Cons: Having grown up reading John Green--that is, having read each of his novels within a few weeks after they were released--it's interesting observing the development (or lack thereof) of his subsequent novels. That John Green is good at what he does is no secret. He's funny, he's insightful, he's energetic. But he could've done more with Hazel, Augustus, and the others. Instead, his characters and stories seem to stall at "witty" and never progress to "profound." Events could have been expanded into something bigger and more meaningful; instead, things were rushed or felt simply like vehicles for comic relief.
That being said, I still felt that THE FAULT IN OUR STARS was a great read. I always enjoy reading about smart characters, and there were plenty of moments where I nearly jumped up and ran around to find someone to show a particular quote to. We need more YA like this, this combination of humor and intelligence and interesting thoughts. TFiOS being a cancer book, there are certain things that we readers can expect over the course of the story, which dampened the end effect for me somewhat.
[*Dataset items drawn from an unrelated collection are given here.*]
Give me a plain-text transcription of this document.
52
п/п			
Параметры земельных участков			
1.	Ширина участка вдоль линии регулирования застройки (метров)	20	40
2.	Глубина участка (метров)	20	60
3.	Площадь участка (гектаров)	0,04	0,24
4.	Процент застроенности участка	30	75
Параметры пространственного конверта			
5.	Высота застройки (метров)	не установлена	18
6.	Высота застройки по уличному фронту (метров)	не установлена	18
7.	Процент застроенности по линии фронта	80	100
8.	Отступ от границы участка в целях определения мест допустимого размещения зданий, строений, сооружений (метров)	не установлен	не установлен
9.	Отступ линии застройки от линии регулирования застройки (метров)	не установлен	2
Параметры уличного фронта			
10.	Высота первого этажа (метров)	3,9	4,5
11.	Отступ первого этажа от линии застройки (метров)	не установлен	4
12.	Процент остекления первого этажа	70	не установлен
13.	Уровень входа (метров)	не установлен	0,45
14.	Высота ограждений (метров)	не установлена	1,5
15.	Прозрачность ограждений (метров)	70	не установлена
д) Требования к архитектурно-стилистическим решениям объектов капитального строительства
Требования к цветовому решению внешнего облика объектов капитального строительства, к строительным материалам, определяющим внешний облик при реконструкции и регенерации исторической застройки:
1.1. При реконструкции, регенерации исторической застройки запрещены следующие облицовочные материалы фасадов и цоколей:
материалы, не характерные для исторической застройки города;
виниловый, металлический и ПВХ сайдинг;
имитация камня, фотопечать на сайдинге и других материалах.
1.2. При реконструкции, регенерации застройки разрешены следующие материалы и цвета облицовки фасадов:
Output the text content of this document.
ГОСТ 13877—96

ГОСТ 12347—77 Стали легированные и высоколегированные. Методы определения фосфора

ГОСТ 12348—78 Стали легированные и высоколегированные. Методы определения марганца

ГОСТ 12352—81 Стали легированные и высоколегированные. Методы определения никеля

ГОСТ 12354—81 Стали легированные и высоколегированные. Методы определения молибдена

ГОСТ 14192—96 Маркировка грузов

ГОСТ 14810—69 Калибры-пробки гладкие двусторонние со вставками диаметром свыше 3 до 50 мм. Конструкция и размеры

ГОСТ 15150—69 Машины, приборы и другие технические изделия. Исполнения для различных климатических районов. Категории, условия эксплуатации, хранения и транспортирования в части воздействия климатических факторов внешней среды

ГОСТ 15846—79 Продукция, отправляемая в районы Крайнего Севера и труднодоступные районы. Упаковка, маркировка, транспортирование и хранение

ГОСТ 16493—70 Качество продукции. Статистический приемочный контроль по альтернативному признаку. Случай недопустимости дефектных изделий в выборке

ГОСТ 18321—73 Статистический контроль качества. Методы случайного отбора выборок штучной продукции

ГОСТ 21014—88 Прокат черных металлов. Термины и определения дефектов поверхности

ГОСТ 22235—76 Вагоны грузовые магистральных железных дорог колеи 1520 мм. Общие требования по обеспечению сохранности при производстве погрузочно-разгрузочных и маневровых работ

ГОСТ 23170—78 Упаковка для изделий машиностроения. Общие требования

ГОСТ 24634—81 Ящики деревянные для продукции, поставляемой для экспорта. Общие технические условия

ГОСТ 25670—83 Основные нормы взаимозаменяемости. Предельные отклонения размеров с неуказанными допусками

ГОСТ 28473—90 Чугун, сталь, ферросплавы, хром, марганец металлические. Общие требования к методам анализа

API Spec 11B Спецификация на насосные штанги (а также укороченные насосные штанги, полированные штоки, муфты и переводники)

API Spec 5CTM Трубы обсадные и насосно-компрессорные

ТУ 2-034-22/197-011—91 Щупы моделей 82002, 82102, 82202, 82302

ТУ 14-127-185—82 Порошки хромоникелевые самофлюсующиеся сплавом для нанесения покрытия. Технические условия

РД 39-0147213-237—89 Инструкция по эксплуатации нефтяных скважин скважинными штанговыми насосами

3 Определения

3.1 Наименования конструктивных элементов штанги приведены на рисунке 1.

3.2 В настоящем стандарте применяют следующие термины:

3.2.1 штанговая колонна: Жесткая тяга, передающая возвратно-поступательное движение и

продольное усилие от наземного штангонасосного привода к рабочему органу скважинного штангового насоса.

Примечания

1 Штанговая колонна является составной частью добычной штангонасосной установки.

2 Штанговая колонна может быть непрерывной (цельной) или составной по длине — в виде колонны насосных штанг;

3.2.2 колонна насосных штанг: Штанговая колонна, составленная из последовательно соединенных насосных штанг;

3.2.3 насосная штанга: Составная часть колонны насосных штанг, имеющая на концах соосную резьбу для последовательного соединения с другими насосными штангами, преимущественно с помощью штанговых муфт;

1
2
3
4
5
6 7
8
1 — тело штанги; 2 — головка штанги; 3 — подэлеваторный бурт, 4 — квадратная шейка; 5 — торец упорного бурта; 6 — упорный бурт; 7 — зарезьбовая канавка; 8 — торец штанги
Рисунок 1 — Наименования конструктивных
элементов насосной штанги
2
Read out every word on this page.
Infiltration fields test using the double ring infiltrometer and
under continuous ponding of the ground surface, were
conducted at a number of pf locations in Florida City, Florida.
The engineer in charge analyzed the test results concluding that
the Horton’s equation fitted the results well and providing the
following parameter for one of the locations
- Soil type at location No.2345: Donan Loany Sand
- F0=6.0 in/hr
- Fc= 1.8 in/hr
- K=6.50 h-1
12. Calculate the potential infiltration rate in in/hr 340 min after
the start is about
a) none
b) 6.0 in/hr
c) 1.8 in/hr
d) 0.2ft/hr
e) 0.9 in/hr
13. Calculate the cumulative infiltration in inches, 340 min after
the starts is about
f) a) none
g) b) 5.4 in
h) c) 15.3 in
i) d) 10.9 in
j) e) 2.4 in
The TFiOS reading experience brings up the interesting dilemma of whether or not we readers should consider our relationship with and knowledge of the author when reading his or her book. How you enjoy THE FAULT IN OUR STARS, then, sort of depends on your context. On its own and compared to nothing, it's a pretty good book with its funny and sad moments. Compared to YA lit as a whole, it's rather respectable and reason for encouraging more books of its kind. Compared to The John Green Persona, however, it's a mere middling extension of what he's already good at, and doesn't do anything new.
Doesn't mean, though, that I didn't enjoy it.
The Fault In Our Stars offered a great look at a different kind of romance--one between two teenagers with cancer. The character development is remarkable. The way that Augustus and Hazel interact is realistic and irresistibly honest. You can really feel the emotion in it and the intensity. It's so raw. It's an amazing book, you definitely should read it.
The Fault in Our Stars is a good book with one or two memorable quotes but that's about it. I was sort of expecting more out of it but in the end it didn't make me feel much of anything. It didn't make me feel sad, or happy, or hopeful, nor angry or confused, it was just a quick read. Hate to leave such a meh review, especially when I loved Paper Towns so much.
I had heard many good things about this book, so I decided I needed to experience it. I didn't know amazing and well-written it would really be! I laughed, cried, and felt like I was living with the characters in the book. I recommend this to everyone because I've never read anything like it before and this is something everyone deserves to read.
This was a phenomenal book. It was written from the perspective of a teenager with incurable cancer. The reader knows right from the beginning that the book will be sad; however, this book was so well written that it is worth the read. The author clearly captures the angst and tumult of the teenage mind while giving a glimpse of what a terminal cancer patient goes through mentally, emotionally, and physically. There are a lot of thought provoking issues in the book. I definitely would recommend this book, but make sure you have your tissue box by your side while reading it! This would be a great read for a book club.